Tel que prévu, le Comité d’examen des troubles mentaux (tribunal administratif) a décidé, d’accorder à GT une libération avec des conditions : il devra, entre autres, revenir devant la Commission d'examen des troubles mentaux à tous les ans, poursuivre sa psychothérapie, éviter tout contact avec son ex-conjointe et "garder la paix".

GT a obtenu  une libération avec des conditions : il devra, entre autres, revenir devant la Commission d'examen des troubles mentaux à tous les ans, poursuivre sa psychothérapie, éviter tout contact avec son ex-conjointe et "garder la paix".  Par ailleurs il ne peut y avoir de rétroaction des nouvelles dispositions de la  loi (projet de loi c-56) dans le cas de Dr Turcotte. Bien que le public soit en total désaccord avec le dénouement de cette situation, il reste qu’il y a une loi, un processus d’application et de gestion.

En dépit de tout, nous croyons qu’il  il y a d’autres  choses qui sont encore possibles. Nous pouvons comprendre qu’il y a une détresse intraduisible qui se vit lorsqu’un parent parvient à tuer son enfant suite à une séparation. Sur le plan social, chaque individu en apprenant ces actes de barbaries peut vivre un sentiment d’injustices, de révolte ou bien  tente de comprendre ce qui a pu se passer. Est-ce que il n’y pas une responsabilité beaucoup plus élargie, c’est-à-dire ne pas traiter ces situations comme si elles étaient isolées et réagir  lorsqu’elles se posent. Il ne serait pas surprenant à notre avis, qu’il y ait des parents qui probablement lors d’une séparation penseraient à mettre fin à leur jour et à ceux de leurs enfants selon certains raisonnements qu’ils croient vrais. Il y a des parents qui ne tuent pas physiquement, mais font des victimes autrement. Nous croyons, à part le niveau législatif,  il y aurait de  la place pour la prévention et la sensibilisation du public. Dans le système des services sociaux et de santé, pourraient être développés des programmes ou spécialisations qui s’adresseraient aux parents et aux enfants qui vivent une  séparation ou un divorce. Par exemple, un programme de sensibilisation qui se fait auprès du public afin qu’elle puisse chercher  l’aide  de professionnels pour passer à travers les difficultés et soubresauts profonds que peuvent présenter un divorce. Les individus pourraient s’adresser aussi à des professionnels en privé et ces derniers seraient rémunérés par l’État à même un tarif pré défini.  Le service de  médiation est un exemple parfait de ce que le législateur peut faire. Pour nous,  le social n’exclut pas l’État ni le politique.

 

 CLDL

Commentaires

  • Le fait d'emprisonner une personne qui a commis un crime n'est effectivement pas toujours la sanction la plus appropriée. Toutefois, lorsqu'un Juge détermine une sentence, il doit se fier sur plusieurs aspects très importants. Vous en avez cité quelques uns, mais je désire préciser qu'il doit se pencher sur la preuve qui lui est présentée et admise, les antécédents de l'accusé, la gravité des gestes pour lesquels il a été déclaré coupable et le risque de récidive. Dans le cas de monsieur Turcotte, ce dernier ayant été déclaré inapte, le juge n'a eu d'autre choix que d'imposer la sentence qu'il lui a donné. La population en est effectivement choquée.... monsieur Turcotte ayant posé des gestes extrèmement choquant... Toutefois, la sentence qui a été rendue l'a été selon les lois qui sont en vigueur... Que dire de plus?

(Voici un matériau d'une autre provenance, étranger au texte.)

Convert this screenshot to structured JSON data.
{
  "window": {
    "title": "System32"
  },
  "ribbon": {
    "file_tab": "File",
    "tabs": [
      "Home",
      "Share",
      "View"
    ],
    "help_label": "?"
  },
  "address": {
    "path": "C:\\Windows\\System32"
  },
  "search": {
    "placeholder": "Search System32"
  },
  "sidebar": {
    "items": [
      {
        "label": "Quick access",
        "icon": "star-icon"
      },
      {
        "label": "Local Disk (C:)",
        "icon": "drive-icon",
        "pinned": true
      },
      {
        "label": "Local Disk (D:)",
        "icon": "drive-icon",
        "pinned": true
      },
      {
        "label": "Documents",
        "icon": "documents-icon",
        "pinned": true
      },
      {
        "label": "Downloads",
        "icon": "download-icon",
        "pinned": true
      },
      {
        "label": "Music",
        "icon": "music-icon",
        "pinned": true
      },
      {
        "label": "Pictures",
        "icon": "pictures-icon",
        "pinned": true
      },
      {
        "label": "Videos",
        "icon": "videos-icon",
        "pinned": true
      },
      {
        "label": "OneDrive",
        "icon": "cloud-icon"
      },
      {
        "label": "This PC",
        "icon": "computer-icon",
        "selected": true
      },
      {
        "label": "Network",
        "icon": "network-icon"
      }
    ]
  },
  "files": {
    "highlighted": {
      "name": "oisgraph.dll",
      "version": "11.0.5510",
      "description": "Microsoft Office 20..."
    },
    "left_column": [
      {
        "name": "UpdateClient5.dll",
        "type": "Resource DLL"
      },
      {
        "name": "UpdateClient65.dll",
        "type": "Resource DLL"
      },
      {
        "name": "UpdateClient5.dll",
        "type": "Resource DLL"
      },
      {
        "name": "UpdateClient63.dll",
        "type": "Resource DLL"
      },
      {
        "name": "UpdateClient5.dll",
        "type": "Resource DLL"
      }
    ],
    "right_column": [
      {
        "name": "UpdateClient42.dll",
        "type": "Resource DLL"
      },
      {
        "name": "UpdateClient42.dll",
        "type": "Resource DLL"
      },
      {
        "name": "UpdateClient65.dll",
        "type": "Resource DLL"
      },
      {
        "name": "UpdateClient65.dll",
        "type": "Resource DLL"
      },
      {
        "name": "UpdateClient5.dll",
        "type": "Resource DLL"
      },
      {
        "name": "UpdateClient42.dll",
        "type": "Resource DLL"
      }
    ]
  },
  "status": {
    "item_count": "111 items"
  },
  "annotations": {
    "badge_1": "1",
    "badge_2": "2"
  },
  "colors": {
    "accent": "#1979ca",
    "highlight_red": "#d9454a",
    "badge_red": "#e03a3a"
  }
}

  • Le système judiciaire s'appuie en grande partie sur les témoignages et les serments. Du coup, la validité des jugements rendus sont non seulement douteux, en raison des preuves sur lesquels ils s'appuient, mais aussi en raison de la loi qui est tenue, dans notre État de droit, au plus haut égard. Cependant, le cas de monsieur Turcotte (tout comme plusieurs cas concernant des individus dont la santé mentale est remise en question) me semble plus fondé comparativement aux jugements rendus sur des crimes moins violents. Un simple cambrioleur peut se retrouver en prison en raison d'un témoignage ce qui, selon moi, est une forme de preuve bien moins crédible qu'un tueur qui est analysé par plusieurs psychologues. Soit des scientifiques avec une technique, une éthique de travail et un souci pour la vérité.